Tante sicurezze sono saltate: il banchiere che lo scorso inverno spiegava allegro di aver investito una piccola parte del suo considerevole patrimonio in titoli di Stato greci, «perché danno rendimenti fantastici e figuriamoci se faranno mai default», adesso s’interroga sulla saggezza delle sue scelte e per sicurezza sta alla larga anche da quelli italiani. Chi prima delle ferie d’agosto aveva tentato il colpo con qualche acquisto in Borsa, pensando di aver già visto il peggio, ha dovuto ricredersi e prendere atto delle perdite. Nelle grandi banche d’affari e negli studi legali – dove pure i periodi di crisi davano in passato ottime opportunità di business – i telefoni squillano assai meno di un paio di mesi fa. Gli investitori stranieri non si fanno più vivi con la stessa frequenza: preferiscono aspettare per capire meglio che fine farà l’Italia nella tempesta globale.

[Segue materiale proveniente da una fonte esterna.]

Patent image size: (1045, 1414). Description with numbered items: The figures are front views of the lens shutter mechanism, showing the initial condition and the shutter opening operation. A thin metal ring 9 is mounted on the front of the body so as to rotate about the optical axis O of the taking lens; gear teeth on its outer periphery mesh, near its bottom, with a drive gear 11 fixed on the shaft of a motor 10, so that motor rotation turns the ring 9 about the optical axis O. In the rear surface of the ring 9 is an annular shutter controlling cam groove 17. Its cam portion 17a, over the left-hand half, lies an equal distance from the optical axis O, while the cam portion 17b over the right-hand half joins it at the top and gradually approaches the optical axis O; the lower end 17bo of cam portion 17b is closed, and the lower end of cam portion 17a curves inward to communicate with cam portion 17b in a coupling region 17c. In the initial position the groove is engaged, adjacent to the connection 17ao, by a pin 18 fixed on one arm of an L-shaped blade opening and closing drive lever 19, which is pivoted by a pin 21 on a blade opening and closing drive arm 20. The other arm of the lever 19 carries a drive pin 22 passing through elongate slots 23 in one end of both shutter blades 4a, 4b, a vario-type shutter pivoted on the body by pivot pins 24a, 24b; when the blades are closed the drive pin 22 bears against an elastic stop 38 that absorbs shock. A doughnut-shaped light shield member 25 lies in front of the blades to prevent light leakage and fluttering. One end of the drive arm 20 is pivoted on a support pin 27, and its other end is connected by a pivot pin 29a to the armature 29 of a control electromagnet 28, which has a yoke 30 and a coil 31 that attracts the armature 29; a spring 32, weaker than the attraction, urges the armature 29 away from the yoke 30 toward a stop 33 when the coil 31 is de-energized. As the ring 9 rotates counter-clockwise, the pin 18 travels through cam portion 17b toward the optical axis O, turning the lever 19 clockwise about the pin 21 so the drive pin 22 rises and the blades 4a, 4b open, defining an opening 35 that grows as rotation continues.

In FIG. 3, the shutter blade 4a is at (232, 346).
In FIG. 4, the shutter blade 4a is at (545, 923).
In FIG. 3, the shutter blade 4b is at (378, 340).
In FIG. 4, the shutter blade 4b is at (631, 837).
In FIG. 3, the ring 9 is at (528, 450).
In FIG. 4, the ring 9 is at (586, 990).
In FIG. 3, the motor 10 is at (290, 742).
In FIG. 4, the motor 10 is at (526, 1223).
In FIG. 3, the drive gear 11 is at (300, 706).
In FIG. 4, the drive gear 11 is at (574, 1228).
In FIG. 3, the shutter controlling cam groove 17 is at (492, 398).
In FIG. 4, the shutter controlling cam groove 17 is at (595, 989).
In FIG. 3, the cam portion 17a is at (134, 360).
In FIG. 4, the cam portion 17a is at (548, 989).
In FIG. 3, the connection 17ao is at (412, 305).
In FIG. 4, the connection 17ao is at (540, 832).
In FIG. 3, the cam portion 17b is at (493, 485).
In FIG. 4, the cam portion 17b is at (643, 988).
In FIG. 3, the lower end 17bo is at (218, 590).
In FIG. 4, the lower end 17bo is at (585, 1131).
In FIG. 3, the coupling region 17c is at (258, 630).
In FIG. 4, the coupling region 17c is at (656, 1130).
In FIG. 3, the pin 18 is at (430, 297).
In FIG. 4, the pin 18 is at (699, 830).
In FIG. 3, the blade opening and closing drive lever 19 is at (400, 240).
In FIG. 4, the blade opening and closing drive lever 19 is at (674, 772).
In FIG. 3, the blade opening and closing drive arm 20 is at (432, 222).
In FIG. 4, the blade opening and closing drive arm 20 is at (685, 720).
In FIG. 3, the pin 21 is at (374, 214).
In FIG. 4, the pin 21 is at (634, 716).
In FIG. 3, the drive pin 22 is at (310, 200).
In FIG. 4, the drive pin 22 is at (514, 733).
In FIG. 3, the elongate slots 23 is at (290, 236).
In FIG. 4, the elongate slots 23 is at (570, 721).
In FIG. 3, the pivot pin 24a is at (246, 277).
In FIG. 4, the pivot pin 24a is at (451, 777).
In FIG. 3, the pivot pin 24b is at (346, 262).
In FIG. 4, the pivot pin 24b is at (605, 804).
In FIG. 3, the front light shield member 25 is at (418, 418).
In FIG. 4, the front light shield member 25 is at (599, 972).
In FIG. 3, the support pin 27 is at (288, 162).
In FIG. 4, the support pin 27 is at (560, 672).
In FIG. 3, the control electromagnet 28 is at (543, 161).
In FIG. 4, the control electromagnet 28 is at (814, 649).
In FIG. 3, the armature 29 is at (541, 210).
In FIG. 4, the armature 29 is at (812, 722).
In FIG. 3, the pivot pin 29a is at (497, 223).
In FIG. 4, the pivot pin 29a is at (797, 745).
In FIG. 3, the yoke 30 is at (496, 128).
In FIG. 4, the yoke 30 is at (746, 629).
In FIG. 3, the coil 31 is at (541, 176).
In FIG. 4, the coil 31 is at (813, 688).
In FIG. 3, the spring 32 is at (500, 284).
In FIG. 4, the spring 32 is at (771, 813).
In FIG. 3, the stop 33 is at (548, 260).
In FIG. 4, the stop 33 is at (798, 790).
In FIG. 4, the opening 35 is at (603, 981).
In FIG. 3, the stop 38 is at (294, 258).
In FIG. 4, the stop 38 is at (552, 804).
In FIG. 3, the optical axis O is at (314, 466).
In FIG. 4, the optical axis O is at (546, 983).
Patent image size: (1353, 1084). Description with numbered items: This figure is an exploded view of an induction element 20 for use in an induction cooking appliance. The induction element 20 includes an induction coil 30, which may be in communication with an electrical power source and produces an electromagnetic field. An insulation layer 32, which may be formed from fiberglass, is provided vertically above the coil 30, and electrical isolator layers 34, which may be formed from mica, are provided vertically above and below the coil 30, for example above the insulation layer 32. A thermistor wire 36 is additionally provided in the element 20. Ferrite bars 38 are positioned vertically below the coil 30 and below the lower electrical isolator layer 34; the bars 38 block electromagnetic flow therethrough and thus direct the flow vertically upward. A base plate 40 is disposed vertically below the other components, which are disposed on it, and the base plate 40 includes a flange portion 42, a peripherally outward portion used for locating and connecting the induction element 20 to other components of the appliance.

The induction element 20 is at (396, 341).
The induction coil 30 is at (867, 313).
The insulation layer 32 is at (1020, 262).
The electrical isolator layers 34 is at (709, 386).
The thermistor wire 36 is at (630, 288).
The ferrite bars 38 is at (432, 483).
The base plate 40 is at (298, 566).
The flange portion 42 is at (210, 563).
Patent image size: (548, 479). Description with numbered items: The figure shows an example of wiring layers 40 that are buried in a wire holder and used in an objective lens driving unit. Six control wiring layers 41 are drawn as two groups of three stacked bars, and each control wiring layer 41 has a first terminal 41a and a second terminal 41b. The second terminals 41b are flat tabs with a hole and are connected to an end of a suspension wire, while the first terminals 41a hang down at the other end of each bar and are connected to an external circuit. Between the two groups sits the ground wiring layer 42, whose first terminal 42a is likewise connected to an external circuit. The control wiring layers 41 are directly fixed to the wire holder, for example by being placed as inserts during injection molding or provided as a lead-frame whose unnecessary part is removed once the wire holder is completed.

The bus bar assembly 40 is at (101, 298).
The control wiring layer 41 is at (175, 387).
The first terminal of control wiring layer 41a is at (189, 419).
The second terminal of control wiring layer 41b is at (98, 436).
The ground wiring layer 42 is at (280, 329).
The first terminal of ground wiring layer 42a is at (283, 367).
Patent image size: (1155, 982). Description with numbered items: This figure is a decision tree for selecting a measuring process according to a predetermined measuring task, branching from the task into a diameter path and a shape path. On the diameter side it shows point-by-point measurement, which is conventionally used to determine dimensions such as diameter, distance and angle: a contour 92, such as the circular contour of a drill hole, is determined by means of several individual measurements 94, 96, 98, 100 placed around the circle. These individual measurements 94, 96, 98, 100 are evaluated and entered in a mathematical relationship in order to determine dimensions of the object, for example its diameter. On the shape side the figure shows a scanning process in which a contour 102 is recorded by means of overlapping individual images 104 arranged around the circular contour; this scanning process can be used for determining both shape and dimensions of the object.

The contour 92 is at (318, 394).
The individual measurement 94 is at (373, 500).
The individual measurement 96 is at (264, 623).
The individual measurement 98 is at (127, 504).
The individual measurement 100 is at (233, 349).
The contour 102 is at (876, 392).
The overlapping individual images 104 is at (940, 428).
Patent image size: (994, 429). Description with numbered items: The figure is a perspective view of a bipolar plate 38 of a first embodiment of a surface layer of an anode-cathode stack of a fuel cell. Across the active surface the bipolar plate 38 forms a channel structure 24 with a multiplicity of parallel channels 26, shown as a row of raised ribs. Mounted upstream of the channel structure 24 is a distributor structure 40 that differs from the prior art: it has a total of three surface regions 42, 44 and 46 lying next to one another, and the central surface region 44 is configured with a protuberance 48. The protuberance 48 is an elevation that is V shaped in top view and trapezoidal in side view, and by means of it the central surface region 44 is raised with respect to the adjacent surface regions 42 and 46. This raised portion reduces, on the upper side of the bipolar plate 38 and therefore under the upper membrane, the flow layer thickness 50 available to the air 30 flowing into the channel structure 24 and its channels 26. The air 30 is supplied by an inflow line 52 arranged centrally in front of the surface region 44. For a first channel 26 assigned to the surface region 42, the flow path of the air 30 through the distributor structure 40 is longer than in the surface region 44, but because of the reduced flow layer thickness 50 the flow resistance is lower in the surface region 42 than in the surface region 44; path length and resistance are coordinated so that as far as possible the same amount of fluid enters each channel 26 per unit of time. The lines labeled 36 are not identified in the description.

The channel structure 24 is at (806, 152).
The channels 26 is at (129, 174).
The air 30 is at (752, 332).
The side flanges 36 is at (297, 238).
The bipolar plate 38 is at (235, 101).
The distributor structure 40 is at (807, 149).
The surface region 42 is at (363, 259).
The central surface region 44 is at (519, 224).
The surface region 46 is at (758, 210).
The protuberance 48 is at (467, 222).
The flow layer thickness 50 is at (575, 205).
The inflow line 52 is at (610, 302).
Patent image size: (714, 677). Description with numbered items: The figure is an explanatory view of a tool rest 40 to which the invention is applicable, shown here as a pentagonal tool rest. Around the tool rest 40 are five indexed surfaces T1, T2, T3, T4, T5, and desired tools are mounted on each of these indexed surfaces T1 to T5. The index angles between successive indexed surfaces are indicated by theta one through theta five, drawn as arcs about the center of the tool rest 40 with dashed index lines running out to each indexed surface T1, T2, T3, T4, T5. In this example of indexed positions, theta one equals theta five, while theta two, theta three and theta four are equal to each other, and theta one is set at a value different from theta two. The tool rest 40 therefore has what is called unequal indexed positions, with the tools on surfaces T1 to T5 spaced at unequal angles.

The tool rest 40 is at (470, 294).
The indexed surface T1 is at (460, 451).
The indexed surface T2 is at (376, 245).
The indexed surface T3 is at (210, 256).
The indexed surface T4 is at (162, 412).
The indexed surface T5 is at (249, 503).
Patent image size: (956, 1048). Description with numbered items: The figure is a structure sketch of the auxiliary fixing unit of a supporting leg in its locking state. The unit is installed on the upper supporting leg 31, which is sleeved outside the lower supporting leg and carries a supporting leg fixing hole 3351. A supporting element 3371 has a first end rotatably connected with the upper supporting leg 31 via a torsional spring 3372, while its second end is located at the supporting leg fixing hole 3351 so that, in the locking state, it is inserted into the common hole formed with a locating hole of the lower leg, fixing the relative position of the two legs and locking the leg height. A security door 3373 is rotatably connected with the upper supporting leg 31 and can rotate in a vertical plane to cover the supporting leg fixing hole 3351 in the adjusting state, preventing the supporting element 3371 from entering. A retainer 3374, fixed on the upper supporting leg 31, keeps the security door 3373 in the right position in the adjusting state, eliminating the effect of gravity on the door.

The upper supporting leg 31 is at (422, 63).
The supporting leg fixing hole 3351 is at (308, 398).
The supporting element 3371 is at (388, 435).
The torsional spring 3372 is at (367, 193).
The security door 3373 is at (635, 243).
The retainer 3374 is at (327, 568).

Anche i nostri produttori e uomini della finanza, disorientati dalle crisi, cercano di capire dove, come e quando se ne uscirà. Se guardano al quadro globale sperano quasi che il morbo che ha colpito Grecia, Italia e Spagna si propaghi al più presto alle banche francesi e tedesche – e a Parigi già ieri se ne è avuta più di un’avvisaglia – convinti che solo così i due azionisti di maggioranza dell’Europa si decideranno a muoversi, colmando il vuoto politico che affligge l’Unione. Se guardano all’Italia chiedono un cambio di passo: che sia un governo tecnico o di solidarietà nazionale in fondo per loro poco importa. Quel che conta è provare a chiudere almeno quel deficit di credibilità che aggrava il peso della crisi.